So I recently began studying about Riemannian manifolds from Boothby's text on differential geometry and I've been banging my head over a certain issue. Let $M$ be a Riemannian manifold and $\Phi$ be the Riemannian metric. Then given a smooth immersion $p:(\alpha,\beta) \to M$, one can define the arc-length of this curve, say from a fixed point $p(a)$ to a varying point $p(t)$ as $$s = L(t) = \int_{a}^t\sqrt{\Phi(\frac{dp}{dt},\frac{dp}{dt})}dt$$
My doubt is in the following passage, which is from the text verbatim: "within a single coordinate neighbourhood $(U,\varphi)$, with coordinate frames $E_{1p},\dots,E_{np}$, we have $\Phi(E_{ip},E_{jp}) = g_{ij}(x)$, where $\varphi(p) = x = (x^1,\dots,x^n)$; and the curve is given by $\varphi(p(t)) = (x^1(t),\dots,x^n(t))$, so that $L(t)$ becomes $$s = L(t) = \int_{a}^t\left( \sum g_{ij}(x(t))\frac{dx^i}{dt}\frac{dx^j}{dt} \right)^{\frac{1}{2}}dt$$ This leads to the frequently used abbreviation $$ds^2 = \sum_{i,j = 1}^ng_{ij}(x)dx^idx^j$$ for the Riemannian metric[This formula can be later interpreted in terms of tensor products] "
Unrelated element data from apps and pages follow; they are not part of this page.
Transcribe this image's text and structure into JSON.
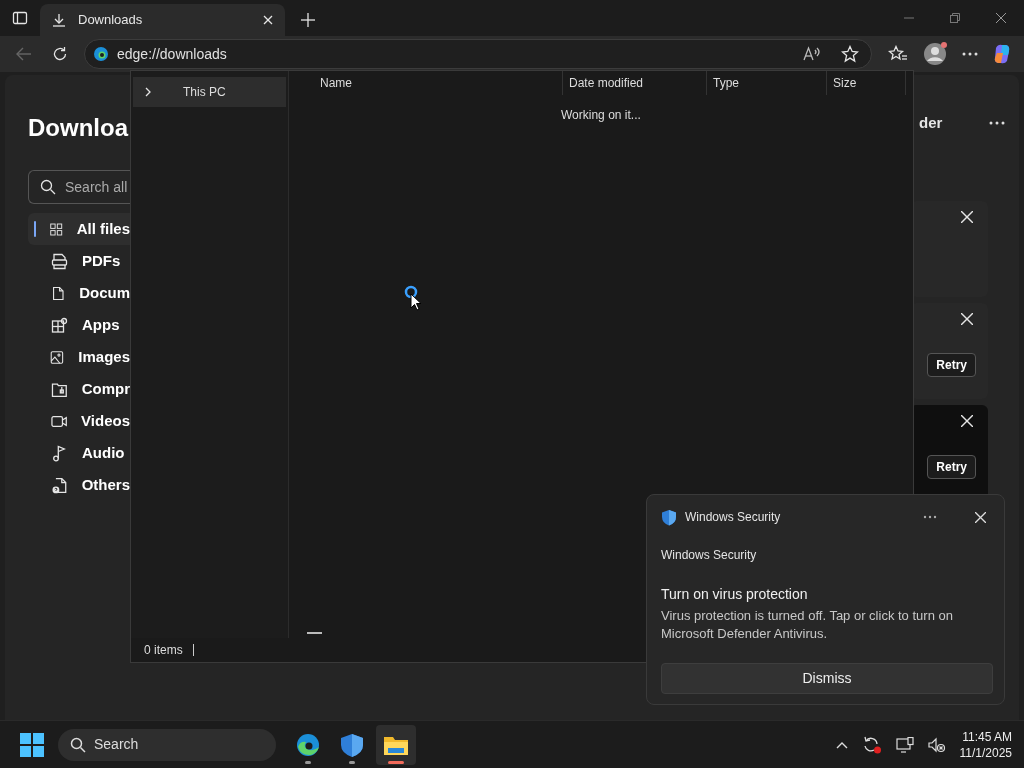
{
  "browser": {
    "tab": {
      "title": "Downloads",
      "selected": true
    },
    "address": "edge://downloads"
  },
  "downloads_page": {
    "title": "Downloa",
    "search_placeholder": "Search all",
    "header_text": "der",
    "nav": [
      {
        "kind": "all",
        "label": "All files",
        "selected": true
      },
      {
        "kind": "pdf",
        "label": "PDFs",
        "selected": false
      },
      {
        "kind": "doc",
        "label": "Docum",
        "selected": false
      },
      {
        "kind": "apps",
        "label": "Apps",
        "selected": false
      },
      {
        "kind": "image",
        "label": "Images",
        "selected": false
      },
      {
        "kind": "zip",
        "label": "Compr",
        "selected": false
      },
      {
        "kind": "video",
        "label": "Videos",
        "selected": false
      },
      {
        "kind": "audio",
        "label": "Audio",
        "selected": false
      },
      {
        "kind": "other",
        "label": "Others",
        "selected": false
      }
    ],
    "cards": [
      {
        "hovered": false
      },
      {
        "retry": "Retry",
        "hovered": false
      },
      {
        "retry": "Retry",
        "hovered": true
      }
    ]
  },
  "dialog": {
    "tree": [
      {
        "label": "This PC",
        "expanded": false,
        "selected": true
      }
    ],
    "columns": [
      "Name",
      "Date modified",
      "Type",
      "Size"
    ],
    "status": "Working on it...",
    "status_bar": "0 items"
  },
  "toast": {
    "app": "Windows Security",
    "source": "Windows Security",
    "title": "Turn on virus protection",
    "body": "Virus protection is turned off. Tap or click to turn on Microsoft Defender Antivirus.",
    "button": "Dismiss"
  },
  "taskbar": {
    "search": "Search",
    "apps": [
      {
        "kind": "edge",
        "active": false
      },
      {
        "kind": "shield",
        "active": false
      },
      {
        "kind": "folder",
        "active": true
      }
    ],
    "time": "11:45 AM",
    "date": "11/1/2025"
  }
}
I do not understand how you get the first expression for $L(t)$; I know multilinear algerba but I'm not able to "see" the last assertion.
The idea is following: You can always rewrite a curve $p:(\alpha,\beta)\rightarrow M$ with the parametrisation $F$, that gives back the given coordinate frame:
$$p=F\circ x$$
with $$x =F^{-1}\circ p$$By using the chain rule, you get
$$\frac{dp}{dt}=\langle (\operatorname{grad} F)\circ x,\frac{dx}{dt}\rangle=\sum_{j=1}^n\frac{dx^j}{dt}\frac{\partial F}{\partial x^j}\circ x=\sum_{j=1}^n\frac{dx^j}{dt}E_{jp}$$
Therefore
$$\Phi\Big(\frac{dp}{dt},\frac{dp}{dt}\Big)=\sum_{i=1}^n\sum_{j=1}^n\frac{dx^i}{dt}\frac{dx^j}{dt}\cdot \Phi \Big( E_{ip},E_{jp} \Big)=\sum_{i=1}^n\sum_{j=1}^n\frac{dx^i}{dt}\frac{dx^j}{dt}\cdot g_{ij}(x)$$
Now you just do it the other way around: You do not think about the parametrisation, but about the given components $x^j$ and a given riemannian metric $\Phi$, which gives you the expression
$$\Phi\Big(\frac{dp}{dt},\frac{dp}{dt}\Big)$$
by calculating
$$\sum_{i=1}^n\sum_{j=1}^n\frac{dx^i}{dt}\frac{dx^j}{dt}\cdot g_{ij}(x)$$